Para algunos aspirantes a reemplazar a Mauricio Macri, entre ellos los peronistas Sergio Massa y Roberto Lavagna, hay una solución muy sencilla a la crisis económica nacional: el crecimiento. Parecen creer que, por razones apenas comprensibles, Macri, Nicolás Dujovne, Guido Sandleris y los demás están resueltos a impedir que la economía se expanda lo suficiente como para generar los recursos que permitirían a los políticos repartir felicidad. Juran creer que los malditos ajustes nunca funcionan; la semana pasada, Lavagna en efecto se comprometió a no reducir por un solo centavo el gasto público si le tocara ser presidente de la República.

No se equivocan los que dicen que el crecimiento serviría para hace manejables muchos problemas, pero sólo se trata de un lindo sueño. Desde mediados del siglo pasado, la Argentina ha crecido menos que cualquier otro país occidental. Conforme al Banco Mundial, a partir de 1950 su desempeño económico ha sido tan malo que su único rival en dicha categoría es el Congo, un país que, luego de haber sido colonizado y saqueado por los belgas que no hicieron ningún esfuerzo por prepararlo para la independencia, se ha visto devastado por feroces conflictos étnicos y sectarios, brotes de enfermedades horrendas como el ébola y una multitud de otros males, lo que hace pensar que, para salir del pozo profundo que sus dirigentes le han cavado, la Argentina tendría que someterse a una serie sin duda dolorosísima de reformas estructurales e institucionales que, a menos que la sociedad experimente una revolución cultural, continuarán siendo políticamente inviables.

El ingeniero Macri que, como señalan quienes lo critican, propende a pensar como un tecnócrata cosmopolita, no como un buen conocedor de los “códigos” políticos nacionales, quisiera emprenderlas, pero no sólo los diversos “espacios” opositores, sino también el ala radical de Cambiemos, se le oponen, de ahí el “gradualismo” que nos acercó a otra crisis terminal en que más segmentos de la población se hundirían en la miseria. Aunque algunos opositores destacados, en especial los que militan en la Alternativa Federal peronista, son conscientes de la gravedad de la situación en que el país se encuentra, son prisioneros de la lógica electoral y por lo tanto son reacios a arriesgarse brindando la impresión de compartir las opiniones de Macri sobre lo que sería forzoso hacer para frenar una caída que de otro modo sería inevitable.
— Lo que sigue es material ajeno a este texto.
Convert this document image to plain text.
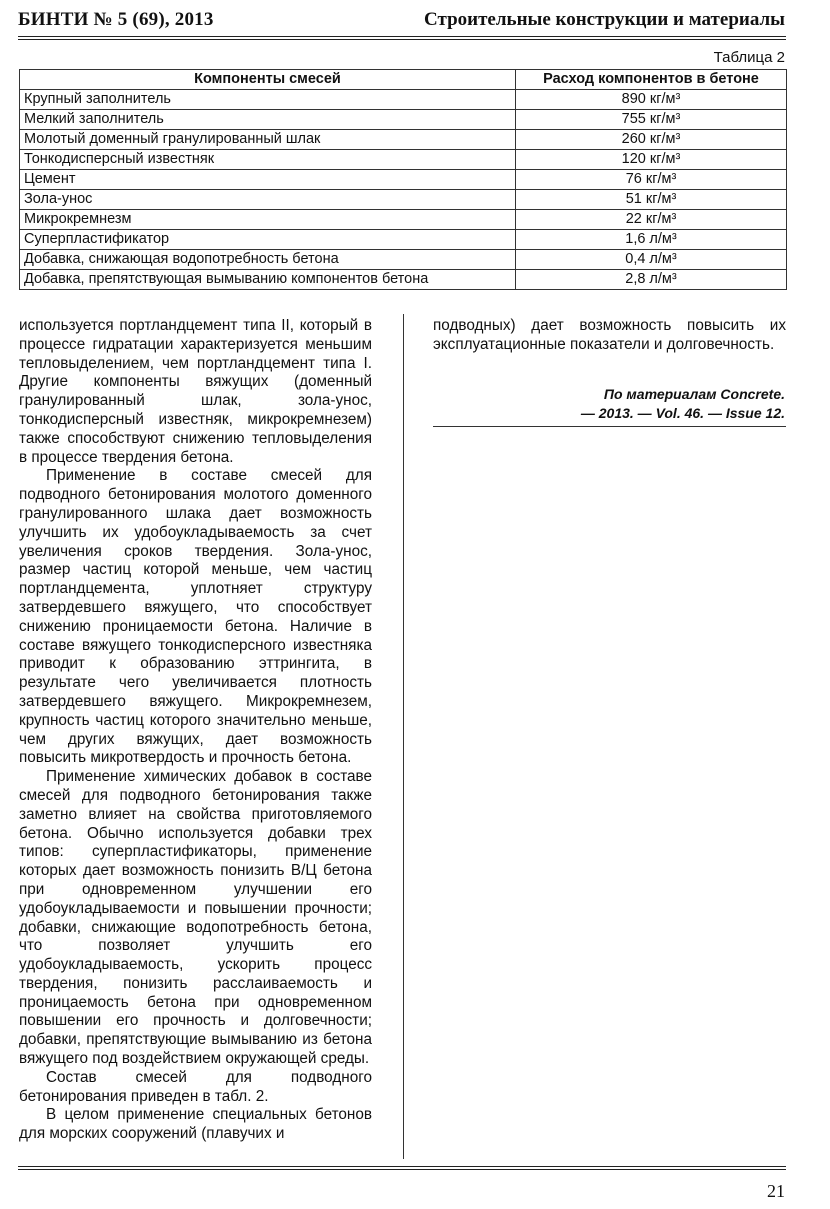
БИНТИ № 5 (69), 2013	Строительные конструкции и материалы
Таблица 2
Компоненты смесей	Расход компонентов в бетоне
Крупный заполнитель	890 кг/м³
Мелкий заполнитель	755 кг/м³
Молотый доменный гранулированный шлак	260 кг/м³
Тонкодисперсный известняк	120 кг/м³
Цемент	76 кг/м³
Зола-унос	51 кг/м³
Микрокремнезм	22 кг/м³
Суперпластификатор	1,6 л/м³
Добавка, снижающая водопотребность бетона	0,4 л/м³
Добавка, препятствующая вымыванию компонентов бетона	2,8 л/м³

используется портландцемент типа II, который в процессе гидратации характеризуется меньшим тепловыделением, чем портландцемент типа I. Другие компоненты вяжущих (доменный гранулированный шлак, зола-унос, тонкодисперсный известняк, микрокремнезем) также способствуют снижению тепловыделения в процессе твердения бетона.

Применение в составе смесей для подводного бетонирования молотого доменного гранулированного шлака дает возможность улучшить их удобоукладываемость за счет увеличения сроков твердения. Зола-унос, размер частиц которой меньше, чем частиц портландцемента, уплотняет структуру затвердевшего вяжущего, что способствует снижению проницаемости бетона. Наличие в составе вяжущего тонкодисперсного известняка приводит к образованию эттрингита, в результате чего увеличивается плотность затвердевшего вяжущего. Микрокремнезем, крупность частиц которого значительно меньше, чем других вяжущих, дает возможность повысить микротвердость и прочность бетона.

Применение химических добавок в составе смесей для подводного бетонирования также заметно влияет на свойства приготовляемого бетона. Обычно используется добавки трех типов: суперпластификаторы, применение которых дает возможность понизить В/Ц бетона при одновременном улучшении его удобоукладываемости и повышении прочности; добавки, снижающие водопотребность бетона, что позволяет улучшить его удобоукладываемость, ускорить процесс твердения, понизить расслаиваемость и проницаемость бетона при одновременном повышении его прочность и долговечности; добавки, препятствующие вымыванию из бетона вяжущего под воздействием окружающей среды.

Состав смесей для подводного бетонирования приведен в табл. 2.

В целом применение специальных бетонов для морских сооружений (плавучих и

подводных) дает возможность повысить их эксплуатационные показатели и долговечность.

По материалам Concrete.
— 2013. — Vol. 46. — Issue 12.
21
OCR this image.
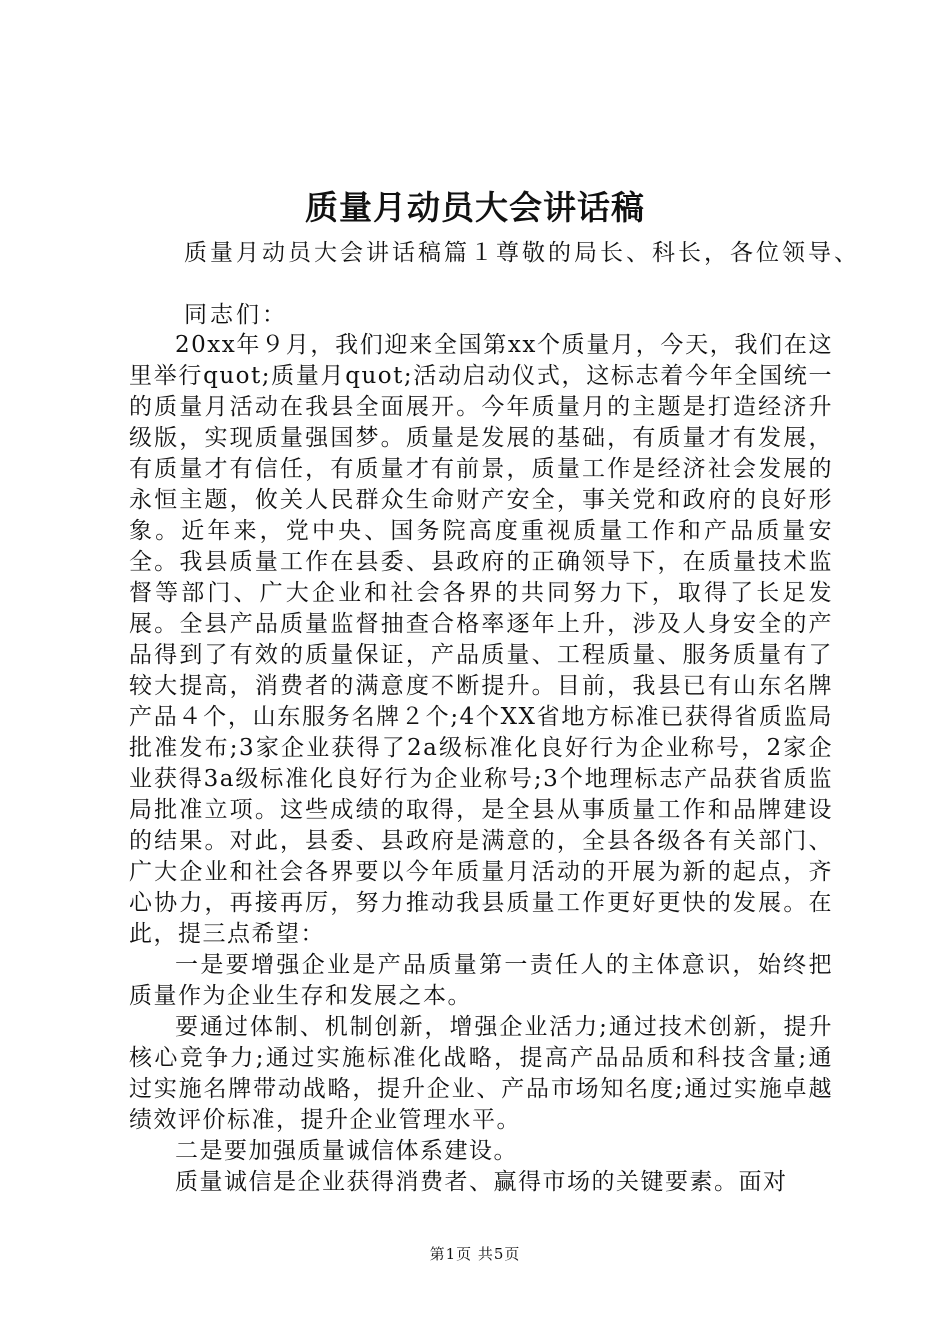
质量月动员大会讲话稿

质量月动员大会讲话稿篇１尊敬的局长、科长，各位领导、

同志们：

20xx年９月，我们迎来全国第xx个质量月，今天，我们在这里举行quot;质量月quot;活动启动仪式，这标志着今年全国统一的质量月活动在我县全面展开。今年质量月的主题是打造经济升级版，实现质量强国梦。质量是发展的基础，有质量才有发展，有质量才有信任，有质量才有前景，质量工作是经济社会发展的永恒主题，攸关人民群众生命财产安全，事关党和政府的良好形象。近年来，党中央、国务院高度重视质量工作和产品质量安全。我县质量工作在县委、县政府的正确领导下，在质量技术监督等部门、广大企业和社会各界的共同努力下，取得了长足发展。全县产品质量监督抽查合格率逐年上升，涉及人身安全的产品得到了有效的质量保证，产品质量、工程质量、服务质量有了较大提高，消费者的满意度不断提升。目前，我县已有山东名牌产品４个，山东服务名牌２个;4个XX省地方标准已获得省质监局批准发布;3家企业获得了2a级标准化良好行为企业称号，2家企业获得3a级标准化良好行为企业称号;3个地理标志产品获省质监局批准立项。这些成绩的取得，是全县从事质量工作和品牌建设的结果。对此，县委、县政府是满意的，全县各级各有关部门、广大企业和社会各界要以今年质量月活动的开展为新的起点，齐心协力，再接再厉，努力推动我县质量工作更好更快的发展。在此，提三点希望：

一是要增强企业是产品质量第一责任人的主体意识，始终把质量作为企业生存和发展之本。

要通过体制、机制创新，增强企业活力;通过技术创新，提升核心竞争力;通过实施标准化战略，提高产品品质和科技含量;通过实施名牌带动战略，提升企业、产品市场知名度;通过实施卓越绩效评价标准，提升企业管理水平。

二是要加强质量诚信体系建设。

质量诚信是企业获得消费者、赢得市场的关键要素。面对

第1页 共5页
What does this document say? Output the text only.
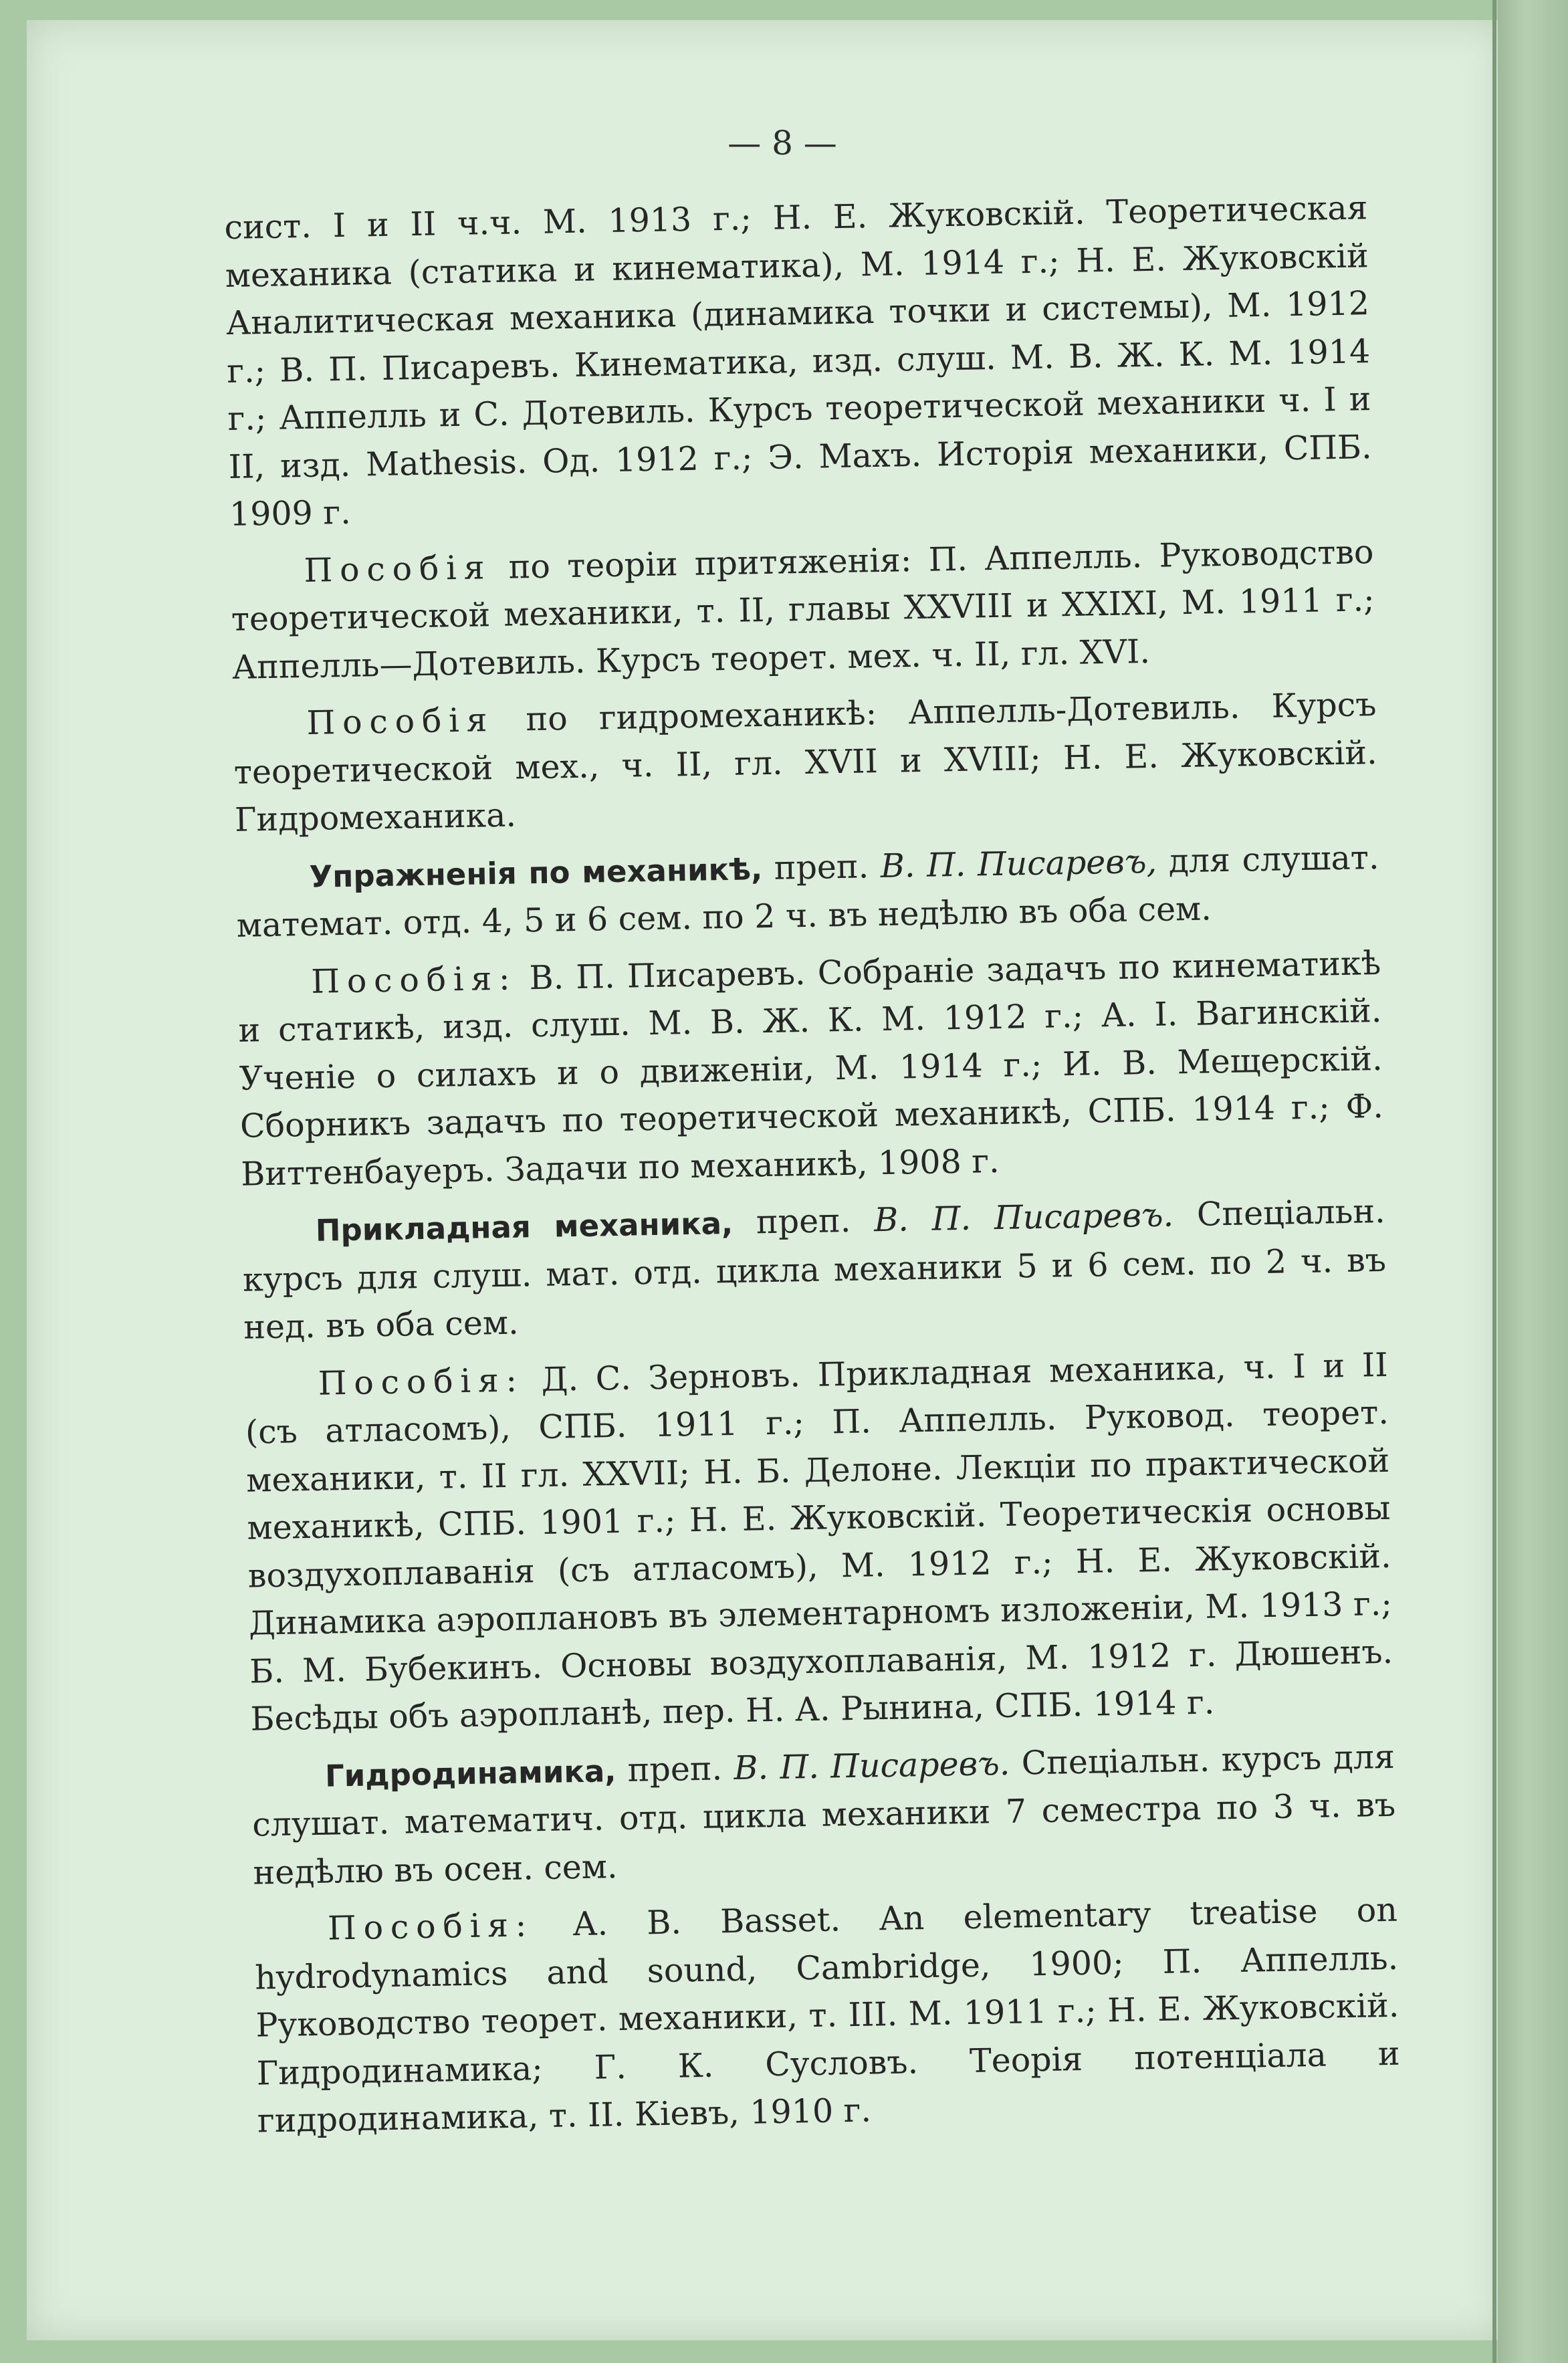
— 8 —

сист. I и II ч.ч. М. 1913 г.; Н. Е. Жуковскiй. Теоретическая механика (статика и кинематика), М. 1914 г.; Н. Е. Жуковскiй Аналитическая механика (динамика точки и системы), М. 1912 г.; В. П. Писаревъ. Кинематика, изд. слуш. М. В. Ж. К. М. 1914 г.; Аппелль и С. Дотевиль. Курсъ теоретической механики ч. I и II, изд. Mathesis. Од. 1912 г.; Э. Махъ. Исторiя механики, СПБ. 1909 г.

Пособiя по теорiи притяженiя: П. Аппелль. Руководство теоретической механики, т. II, главы XXVIII и XXIXI, М. 1911 г.; Аппелль—Дотевиль. Курсъ теорет. мех. ч. II, гл. XVI.

Пособiя по гидромеханикѣ: Аппелль-Дотевиль. Курсъ теоретической мех., ч. II, гл. XVII и XVIII; Н. Е. Жуковскiй. Гидромеханика.

Упражненiя по механикѣ, преп. В. П. Писаревъ, для слушат. математ. отд. 4, 5 и 6 сем. по 2 ч. въ недѣлю въ оба сем.

Пособiя: В. П. Писаревъ. Собранiе задачъ по кинематикѣ и статикѣ, изд. слуш. М. В. Ж. К. М. 1912 г.; А. I. Вагинскiй. Ученiе о силахъ и о движенiи, М. 1914 г.; И. В. Мещерскiй. Сборникъ задачъ по теоретической механикѣ, СПБ. 1914 г.; Ф. Виттенбауеръ. Задачи по механикѣ, 1908 г.

Прикладная механика, преп. В. П. Писаревъ. Спецiальн. курсъ для слуш. мат. отд. цикла механики 5 и 6 сем. по 2 ч. въ нед. въ оба сем.

Пособiя: Д. С. Зерновъ. Прикладная механика, ч. I и II (съ атласомъ), СПБ. 1911 г.; П. Аппелль. Руковод. теорет. механики, т. II гл. XXVII; Н. Б. Делоне. Лекцiи по практической механикѣ, СПБ. 1901 г.; Н. Е. Жуковскiй. Теоретическiя основы воздухоплаванiя (съ атласомъ), М. 1912 г.; Н. Е. Жуковскiй. Динамика аэроплановъ въ элементарномъ изложенiи, М. 1913 г.; Б. М. Бубекинъ. Основы воздухоплаванiя, М. 1912 г. Дюшенъ. Бесѣды объ аэропланѣ, пер. Н. А. Рынина, СПБ. 1914 г.

Гидродинамика, преп. В. П. Писаревъ. Спецiальн. курсъ для слушат. математич. отд. цикла механики 7 семестра по 3 ч. въ недѣлю въ осен. сем.

Пособiя: А. В. Basset. An elementary treatise on hydrodynamics and sound, Cambridge, 1900; П. Аппелль. Руководство теорет. механики, т. III. М. 1911 г.; Н. Е. Жуковскiй. Гидродинамика; Г. К. Сусловъ. Теорiя потенцiала и гидродинамика, т. II. Кiевъ, 1910 г.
Lo mismo que otros que están más interesados en aprovechar las dificultades que en tratar de superarlas, culpan al gobierno actual por no haber sabido resolver problemas básicos que están tan arraigados que, para la mayoría, son tan naturales como el clima. Claro, si todos los problemas se debieran a errores cometidos por ineptos que imaginaban que el resto del mundo no vacilaría en prestarles las cantidades astronómicas de dinero necesarias para que el país continuara viviendo algunos años más por encima de sus posibilidades, sería fácil solucionarlos pero, huelga decirlo, el asunto dista de ser tan sencillo como ciertos opositores de mentalidad populista quisieran hacernos creer.